Il rischio che il franco si sopravvaluti troppo preoccupa diversi ambienti economici a cominciare dall’Unione sindacale svizzera (USS) che considera il tasso di cambio «equo» euro-franco attorno a 1,10-1,20 (attualmente è a 0,9650).

L’analista di EFG Bank ci invita tuttavia a tener d’occhio i prossimi rilevamenti PMI (Purchasing Managers’ Index): «Nel breve termine, le indicazioni fornite dai responsabili degli acquisti nelle aziende determineranno la direzione del cambio euro-franco. Indici deboli in Europa spingeranno l’euro al ribasso e confermeranno le preoccupazioni per la crescita manifestate dalle banche centrali nell’ultima settimana. Nella remota possibilità, invece, che questi indici forniranno indicazioni di “espansione”, sarà legittimata la strategia della BCE (di alzare i tassi, ndr) e il cambio euro-franco potrebbe apprezzarsi prima che la BNS intervenga». Remtulla aggiunge, infine, che «la pausa della BoE (v. correlata, ndr) fa apparire la BCE fuori luogo, forse per aver commesso un errore di politica monetaria la scorsa settimana».

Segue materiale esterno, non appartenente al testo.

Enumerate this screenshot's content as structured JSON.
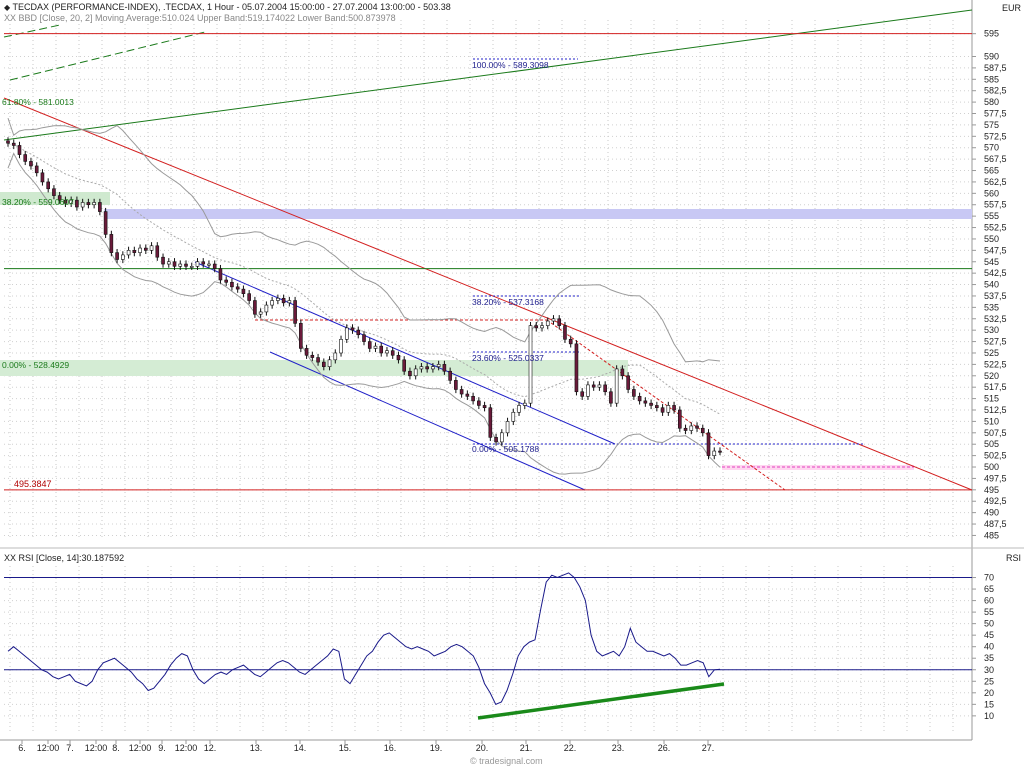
{
  "header": {
    "title": "TECDAX (PERFORMANCE-INDEX), .TECDAX, 1 Hour - 05.07.2004 15:00:00 - 27.07.2004 13:00:00 - 503.38",
    "bbd_legend": "XX BBD [Close, 20, 2] Moving Average:510.024 Upper Band:519.174022 Lower Band:500.873978",
    "rsi_legend": "XX RSI [Close, 14]:30.187592",
    "price_unit": "EUR",
    "rsi_unit": "RSI",
    "watermark": "© tradesignal.com"
  },
  "chart_data": [
    {
      "type": "candlestick",
      "title": "TECDAX (PERFORMANCE-INDEX), .TECDAX, 1 Hour",
      "ylim": [
        485,
        597
      ],
      "y_ticks": [
        485,
        487.5,
        490,
        492.5,
        495,
        497.5,
        500,
        502.5,
        505,
        507.5,
        510,
        512.5,
        515,
        517.5,
        520,
        522.5,
        525,
        527.5,
        530,
        532.5,
        535,
        537.5,
        540,
        542.5,
        545,
        547.5,
        550,
        552.5,
        555,
        557.5,
        560,
        562.5,
        565,
        567.5,
        570,
        572.5,
        575,
        577.5,
        580,
        582.5,
        585,
        587.5,
        590,
        595
      ],
      "y_tick_labels": [
        "485",
        "487,5",
        "490",
        "492,5",
        "495",
        "497,5",
        "500",
        "502,5",
        "505",
        "507,5",
        "510",
        "512,5",
        "515",
        "517,5",
        "520",
        "522,5",
        "525",
        "527,5",
        "530",
        "532,5",
        "535",
        "537,5",
        "540",
        "542,5",
        "545",
        "547,5",
        "550",
        "552,5",
        "555",
        "557,5",
        "560",
        "562,5",
        "565",
        "567,5",
        "570",
        "572,5",
        "575",
        "577,5",
        "580",
        "582,5",
        "585",
        "587,5",
        "590",
        "595"
      ],
      "x_labels": [
        "6.",
        "12:00",
        "7.",
        "12:00",
        "8.",
        "12:00",
        "9.",
        "12:00",
        "12.",
        "13.",
        "14.",
        "15.",
        "16.",
        "19.",
        "20.",
        "21.",
        "22.",
        "23.",
        "26.",
        "27."
      ],
      "close_series": [
        571,
        570.5,
        568.5,
        567,
        566,
        564.5,
        562.5,
        561,
        559.5,
        558.5,
        557.8,
        558.5,
        557,
        558,
        557.5,
        558,
        556,
        551,
        547,
        545.5,
        546.5,
        547.5,
        547,
        548,
        547.5,
        548.5,
        546,
        544.5,
        545,
        544,
        544.5,
        544,
        544,
        545,
        544.5,
        544.5,
        543.5,
        541,
        540.5,
        539.5,
        539,
        538,
        536.5,
        533.5,
        534,
        535.5,
        536.5,
        537,
        536,
        536.5,
        531.5,
        526,
        524.5,
        524,
        523,
        522,
        523.5,
        525,
        528,
        530.5,
        530,
        529,
        527.5,
        526,
        526.5,
        525,
        525.5,
        524.5,
        523.5,
        521,
        520,
        521.5,
        522,
        521.5,
        522,
        522.5,
        521,
        519,
        517,
        516,
        515.5,
        514.5,
        513.5,
        513,
        506.5,
        505.5,
        507.5,
        510,
        512,
        513.5,
        514,
        531,
        530.5,
        531,
        532,
        532.5,
        531,
        528,
        527,
        516.5,
        515.5,
        518,
        517.5,
        518,
        516.5,
        514,
        521.5,
        520,
        517,
        515.5,
        514.5,
        514,
        513.5,
        513,
        512,
        513.5,
        512.5,
        508.5,
        508,
        509,
        508.5,
        507.5,
        502.5,
        503.5,
        503.4
      ],
      "bollinger": {
        "name": "BBD [Close, 20, 2]",
        "moving_average": 510.024,
        "upper_band": 519.174022,
        "lower_band": 500.873978
      },
      "fibonacci_a": [
        {
          "label": "100.00% - 589.3098",
          "value": 589.3098
        },
        {
          "label": "61.80% - 581.0013",
          "value": 581.0013
        },
        {
          "label": "38.20% - 559.0607",
          "value": 559.0607
        },
        {
          "label": "0.00% - 528.4929",
          "value": 528.4929
        }
      ],
      "fibonacci_b": [
        {
          "label": "38.20% - 537.3168",
          "value": 537.3168
        },
        {
          "label": "23.60% - 525.0337",
          "value": 525.0337
        },
        {
          "label": "0.00% - 505.1788",
          "value": 505.1788
        }
      ],
      "level_label": "495.3847",
      "level_value": 495.3847,
      "horizontal_lines": [
        595,
        543.5,
        495
      ]
    },
    {
      "type": "line",
      "title": "XX RSI [Close, 14]:30.187592",
      "ylim": [
        5,
        74
      ],
      "y_ticks": [
        10,
        15,
        20,
        25,
        30,
        35,
        40,
        45,
        50,
        55,
        60,
        65,
        70
      ],
      "y_tick_labels": [
        "10",
        "15",
        "20",
        "25",
        "30",
        "35",
        "40",
        "45",
        "50",
        "55",
        "60",
        "65",
        "70"
      ],
      "horizontal_lines": [
        70,
        30
      ],
      "values": [
        38,
        40,
        38,
        36,
        34,
        32,
        30,
        29,
        27,
        26,
        27,
        28,
        25,
        24,
        23,
        25,
        30,
        33,
        34,
        35,
        33,
        31,
        29,
        26,
        24,
        21,
        22,
        25,
        28,
        32,
        35,
        37,
        36,
        30,
        26,
        24,
        26,
        28,
        29,
        28,
        30,
        31,
        32,
        30,
        28,
        27,
        29,
        31,
        33,
        34,
        33,
        31,
        29,
        28,
        30,
        32,
        34,
        36,
        39,
        38,
        26,
        24,
        28,
        32,
        36,
        38,
        42,
        45,
        46,
        44,
        42,
        40,
        39,
        40,
        39,
        38,
        36,
        37,
        38,
        40,
        41,
        40,
        38,
        36,
        31,
        24,
        20,
        15,
        16,
        21,
        28,
        36,
        40,
        42,
        43,
        56,
        68,
        71,
        70,
        71,
        72,
        70,
        66,
        60,
        45,
        38,
        36,
        37,
        38,
        36,
        40,
        48,
        42,
        40,
        38,
        38,
        37,
        36,
        37,
        35,
        32,
        32,
        33,
        34,
        33,
        27,
        30,
        30.19
      ]
    }
  ]
}
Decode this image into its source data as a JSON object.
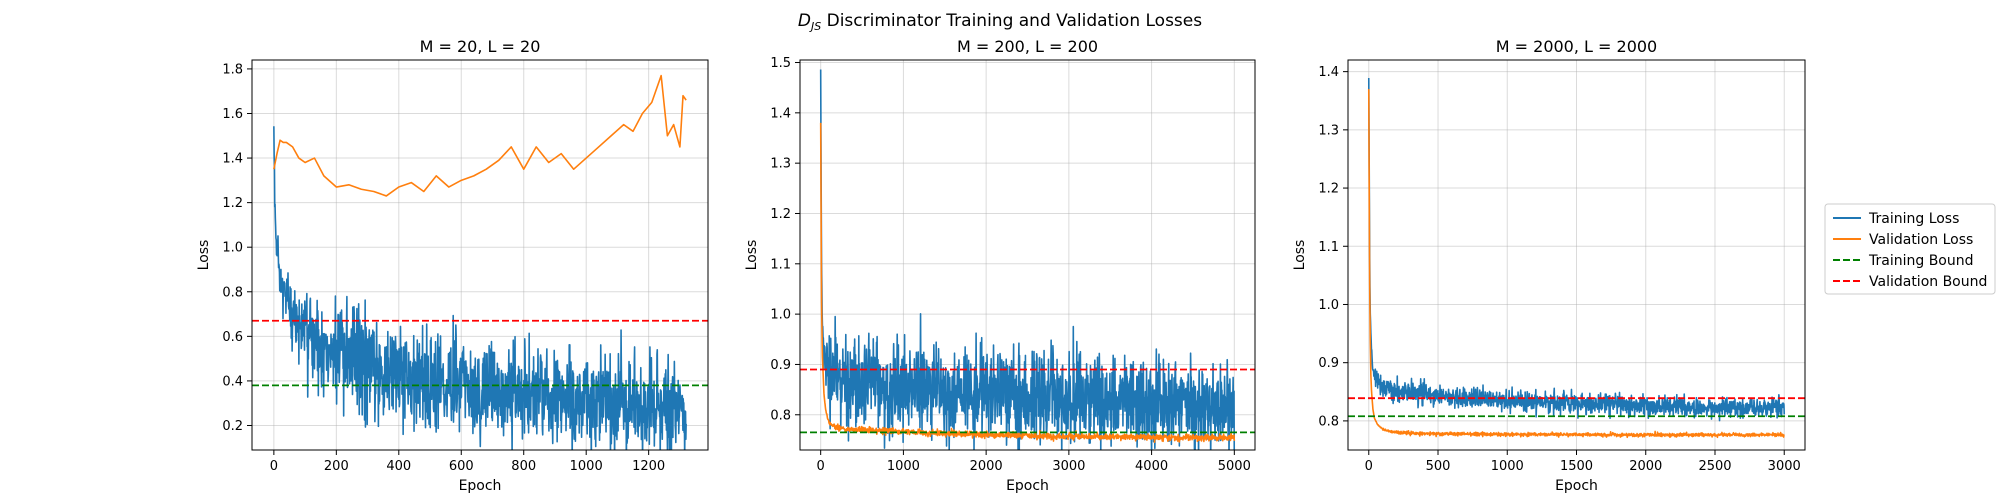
{
  "figure": {
    "suptitle_var": "D",
    "suptitle_sub": "JS",
    "suptitle_rest": " Discriminator Training and Validation Losses"
  },
  "legend": {
    "entries": [
      {
        "label": "Training Loss",
        "color": "#1f77b4",
        "style": "solid"
      },
      {
        "label": "Validation Loss",
        "color": "#ff7f0e",
        "style": "solid"
      },
      {
        "label": "Training Bound",
        "color": "#008000",
        "style": "dashed"
      },
      {
        "label": "Validation Bound",
        "color": "#ff0000",
        "style": "dashed"
      }
    ],
    "placement": "right"
  },
  "chart_data": [
    {
      "type": "line",
      "title": "M = 20, L = 20",
      "xlabel": "Epoch",
      "ylabel": "Loss",
      "xlim": [
        -70,
        1390
      ],
      "ylim": [
        0.09,
        1.84
      ],
      "xticks": [
        0,
        200,
        400,
        600,
        800,
        1000,
        1200
      ],
      "yticks": [
        0.2,
        0.4,
        0.6,
        0.8,
        1.0,
        1.2,
        1.4,
        1.6,
        1.8
      ],
      "ytick_decimals": 1,
      "grid": true,
      "series": [
        {
          "name": "Training Loss",
          "color": "#1f77b4",
          "noisy": true,
          "x": [
            0,
            2,
            5,
            10,
            20,
            30,
            50,
            75,
            100,
            150,
            200,
            300,
            400,
            500,
            600,
            700,
            800,
            900,
            1000,
            1100,
            1200,
            1320
          ],
          "y": [
            1.5,
            1.3,
            1.1,
            0.95,
            0.85,
            0.8,
            0.72,
            0.66,
            0.62,
            0.56,
            0.52,
            0.47,
            0.43,
            0.4,
            0.38,
            0.36,
            0.34,
            0.33,
            0.31,
            0.3,
            0.28,
            0.27
          ],
          "noise_x": [
            0,
            50,
            200,
            600,
            1000,
            1320
          ],
          "noise_y": [
            0.03,
            0.08,
            0.12,
            0.11,
            0.1,
            0.1
          ]
        },
        {
          "name": "Validation Loss",
          "color": "#ff7f0e",
          "noisy": false,
          "x": [
            0,
            10,
            20,
            30,
            40,
            60,
            80,
            100,
            130,
            160,
            200,
            240,
            280,
            320,
            360,
            400,
            440,
            480,
            520,
            560,
            600,
            640,
            680,
            720,
            760,
            800,
            840,
            880,
            920,
            960,
            1000,
            1040,
            1080,
            1120,
            1150,
            1180,
            1210,
            1240,
            1260,
            1280,
            1300,
            1310,
            1320
          ],
          "y": [
            1.35,
            1.42,
            1.48,
            1.47,
            1.47,
            1.45,
            1.4,
            1.38,
            1.4,
            1.32,
            1.27,
            1.28,
            1.26,
            1.25,
            1.23,
            1.27,
            1.29,
            1.25,
            1.32,
            1.27,
            1.3,
            1.32,
            1.35,
            1.39,
            1.45,
            1.35,
            1.45,
            1.38,
            1.42,
            1.35,
            1.4,
            1.45,
            1.5,
            1.55,
            1.52,
            1.6,
            1.65,
            1.77,
            1.5,
            1.55,
            1.45,
            1.68,
            1.66
          ],
          "noise_x": [
            0,
            1320
          ],
          "noise_y": [
            0.0,
            0.0
          ]
        }
      ],
      "hlines": [
        {
          "name": "Training Bound",
          "y": 0.38,
          "color": "#008000"
        },
        {
          "name": "Validation Bound",
          "y": 0.67,
          "color": "#ff0000"
        }
      ]
    },
    {
      "type": "line",
      "title": "M = 200, L = 200",
      "xlabel": "Epoch",
      "ylabel": "Loss",
      "xlim": [
        -250,
        5250
      ],
      "ylim": [
        0.73,
        1.505
      ],
      "xticks": [
        0,
        1000,
        2000,
        3000,
        4000,
        5000
      ],
      "yticks": [
        0.8,
        0.9,
        1.0,
        1.1,
        1.2,
        1.3,
        1.4,
        1.5
      ],
      "ytick_decimals": 1,
      "grid": true,
      "series": [
        {
          "name": "Training Loss",
          "color": "#1f77b4",
          "noisy": true,
          "x": [
            0,
            5,
            10,
            20,
            40,
            60,
            100,
            200,
            300,
            500,
            1000,
            1500,
            2000,
            2500,
            3000,
            3500,
            4000,
            4500,
            5000
          ],
          "y": [
            1.48,
            1.3,
            1.1,
            0.98,
            0.92,
            0.895,
            0.885,
            0.875,
            0.87,
            0.865,
            0.855,
            0.845,
            0.84,
            0.835,
            0.83,
            0.825,
            0.82,
            0.815,
            0.81
          ],
          "noise_x": [
            0,
            100,
            500,
            2000,
            5000
          ],
          "noise_y": [
            0.005,
            0.04,
            0.045,
            0.045,
            0.045
          ]
        },
        {
          "name": "Validation Loss",
          "color": "#ff7f0e",
          "noisy": true,
          "x": [
            0,
            5,
            10,
            20,
            40,
            60,
            80,
            100,
            150,
            200,
            300,
            500,
            1000,
            1500,
            2000,
            3000,
            4000,
            5000
          ],
          "y": [
            1.38,
            1.2,
            1.03,
            0.92,
            0.84,
            0.81,
            0.795,
            0.785,
            0.778,
            0.775,
            0.772,
            0.77,
            0.766,
            0.763,
            0.76,
            0.757,
            0.755,
            0.754
          ],
          "noise_x": [
            0,
            200,
            5000
          ],
          "noise_y": [
            0.0,
            0.003,
            0.003
          ]
        }
      ],
      "hlines": [
        {
          "name": "Training Bound",
          "y": 0.765,
          "color": "#008000"
        },
        {
          "name": "Validation Bound",
          "y": 0.89,
          "color": "#ff0000"
        }
      ]
    },
    {
      "type": "line",
      "title": "M = 2000, L = 2000",
      "xlabel": "Epoch",
      "ylabel": "Loss",
      "xlim": [
        -150,
        3150
      ],
      "ylim": [
        0.75,
        1.42
      ],
      "xticks": [
        0,
        500,
        1000,
        1500,
        2000,
        2500,
        3000
      ],
      "yticks": [
        0.8,
        0.9,
        1.0,
        1.1,
        1.2,
        1.3,
        1.4
      ],
      "ytick_decimals": 1,
      "grid": true,
      "series": [
        {
          "name": "Training Loss",
          "color": "#1f77b4",
          "noisy": true,
          "x": [
            0,
            3,
            6,
            10,
            20,
            30,
            50,
            80,
            120,
            200,
            300,
            500,
            1000,
            1500,
            2000,
            2500,
            3000
          ],
          "y": [
            1.39,
            1.25,
            1.1,
            0.99,
            0.92,
            0.89,
            0.87,
            0.86,
            0.855,
            0.85,
            0.847,
            0.843,
            0.835,
            0.83,
            0.826,
            0.823,
            0.822
          ],
          "noise_x": [
            0,
            50,
            200,
            3000
          ],
          "noise_y": [
            0.002,
            0.008,
            0.009,
            0.008
          ]
        },
        {
          "name": "Validation Loss",
          "color": "#ff7f0e",
          "noisy": true,
          "x": [
            0,
            3,
            6,
            10,
            15,
            20,
            30,
            40,
            60,
            80,
            100,
            150,
            200,
            300,
            500,
            1000,
            2000,
            3000
          ],
          "y": [
            1.37,
            1.2,
            1.05,
            0.95,
            0.88,
            0.85,
            0.82,
            0.805,
            0.795,
            0.79,
            0.786,
            0.782,
            0.78,
            0.779,
            0.778,
            0.777,
            0.776,
            0.776
          ],
          "noise_x": [
            0,
            200,
            3000
          ],
          "noise_y": [
            0.0,
            0.0015,
            0.0015
          ]
        }
      ],
      "hlines": [
        {
          "name": "Training Bound",
          "y": 0.808,
          "color": "#008000"
        },
        {
          "name": "Validation Bound",
          "y": 0.839,
          "color": "#ff0000"
        }
      ]
    }
  ]
}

L’Inghilterra si ferma, Svezia e Norvegia no

La Bank of England (BoE) ha lasciato invariati i tassi d’interesse della sterlina al 5,25%, dopo 14 rialzi consecutivi. La decisione arriva relativamente a sorpresa rispetto alle attese di un ulteriore ritocco di un quarto di punto, analogo a quello attuato una settimana fa dalla Banca centrale europea (BCE). Lo stop - preceduto da una conferma del calo tendenziale dell’inflazione e in qualche modo preannunciato giorni fa dal governatore Andrew Bailey - era invocato da tempo da vari settori dell’economia e darà sollievo a chi è titolare di mutui.

A differenza di BCE, Fed e BNS, le banche centrali di Svezia e Norvegia hanno entrambi alzato di 25 punti base i loro rispettivi tassi direttori, al 4% e 4,25% rispettivamente, annunciando nel contempo ulteriori possibili rialzi nel corso dell’anno.